Limitations of this meta-analysis are those imposed by the 14 contributing studies. As previously noted, the available studies did not permit an analysis of the effect of research design on results of SNRI exposure or second- and third-trimester exposure to other antidepressants. Moreover, the studies did not afford sufficient control of the confounding effect of maternal depression, although it appears that some measure of control for depression may have been provided by psychiatric control and discordant-sibling designs. In addition, the studies did not reliably provide the data necessary to control adequately for concomitant prenatal pharmacological exposures, with only five studies controlling for exposure to other psychotropic drug classes (
28,
30–
31,
38–
39) and five studies controlling for tobacco exposure (
27–
28,
31,
38–
39).
The design implications of this meta-analysis for future observational studies using data derived from large-scale national registries and health care databases are far-reaching. While it is easy to be impressed by the voluminous sample sizes they produce, their data are primarily collected to address clinical and business demands, not to answer research questions. Thus, such databases are especially susceptible to the sources of bias known to hinder all observational designs. Whereas the value of family-based designs in genetic association studies has long been recognized, our study highlights an additional strength of a family-based design, namely, holding constant not only genetic but also family-level environmental variables, thereby minimizing their potential for surveillance bias and residual confounding (
52).

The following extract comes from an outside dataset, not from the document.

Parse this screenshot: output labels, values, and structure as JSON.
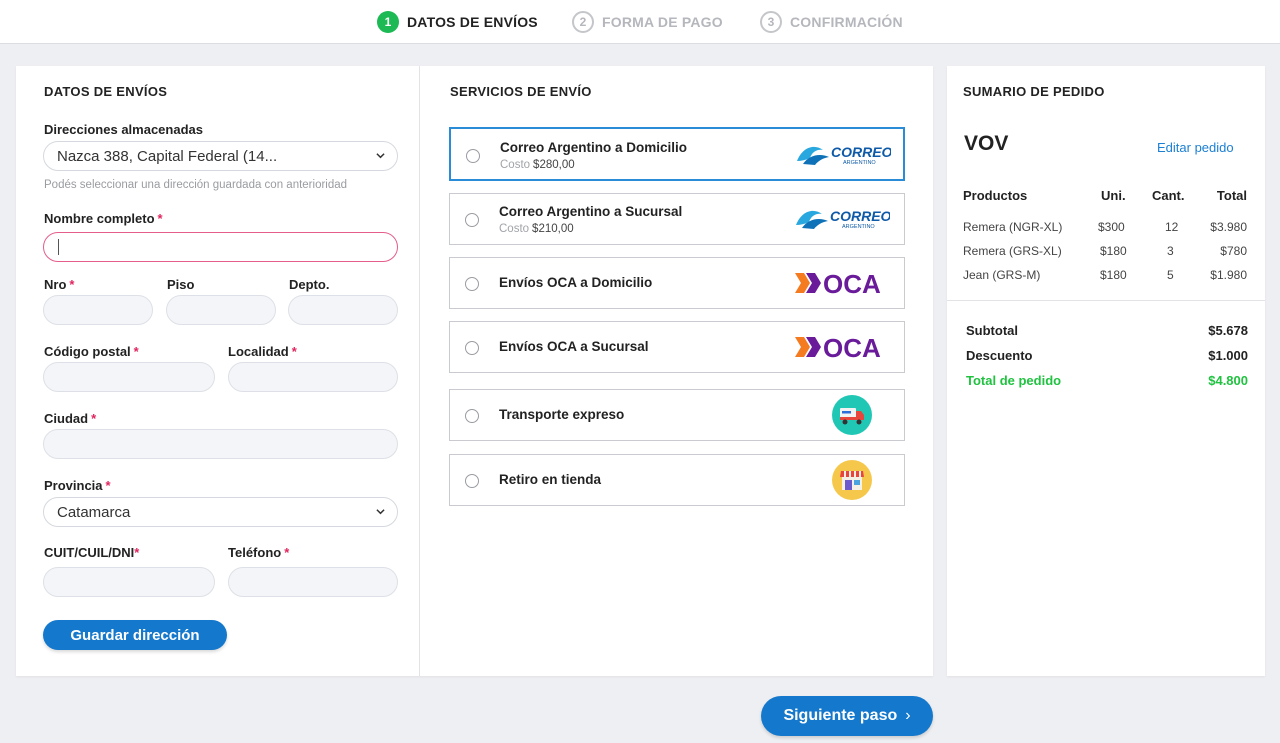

Even psychiatric control designs fail to achieve this level of rigor. These results lead us to recommend that pharmacovigilance reports of large-scale registry and database data more carefully consider sources of bias, particularly surveillance bias, and that they accordingly consider incorporating alternative designs, such as family-based discordant-sibling designs, in lieu of conventional population-based comparisons to more effectively address the potential for surveillance bias.